A new study from researchers at Brigham and Women’s Hospital and Boston Children’s Hospital, found that most prospective parents they surveyed would like to have their newborns sequenced for medical conditions and disorders.
“Several other studies have measured parents’ interest in newborn genomic screening, but none focused on new parents in the first 48 hours,” Dr. Robert C. Green told the Boston Herald this week. “Since this is when genomic testing would be of the greatest value, it is especially important to study parents’ attitudes immediately post-partum.”
A geneticist and researcher at Harvard Medical School, Dr. Green has done a series of studies to gauge attitudes about personal genetic testing and the impact the information has on participants.
The focus on this study, called BabySeq and funded by the National Institutes of Health, looks specifically at sequencing of newborns. Other studies done by Dr.

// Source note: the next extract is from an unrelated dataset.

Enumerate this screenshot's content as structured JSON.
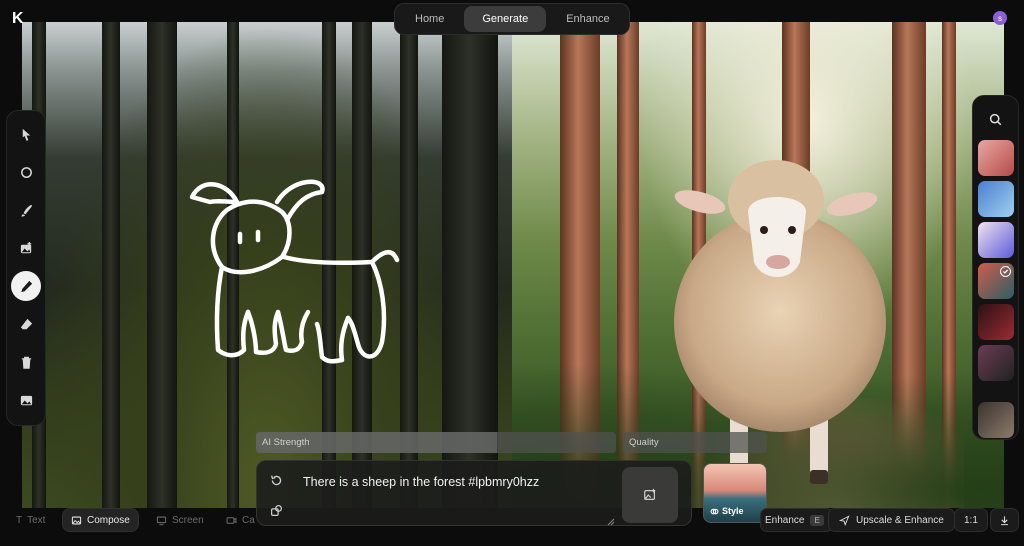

Green and his team have looked more broadly at genetic testing —including personal genetic testing and it’s impact on health outcomes and whether the testing results in undue anxiety.
In this latest study, Dr. Green, asked parents shortly after the birth of their child, whether they would want to have their child sequenced. There is already extensive state-mandated newborn screening for various inherited life-threatening conditions. It’s considered one of the most established and successful public health programs in the world. But sequencing newborns would add a much more extensive screen.
The researchers talked with 514 parents within 48 hours of their baby’s birth. After the parents were given a brief explanation of genetics and what it can say about one’s health and risks for certain conditions, they were then asked whether they would want to have their newborns sequenced. About 83 percent expressed interest. The breakdown of the survey showed that about 18 percent of parents were “extremely interested,” 28 percent were “very interested” and 37 percent were “somewhat interested.”
The researchers point out that as sequencing becomes more affordable and if interest from parents remains high, it will be important to do further research to look at how well parents understand the results they would get from sequencing and the impact that testing would have on public health.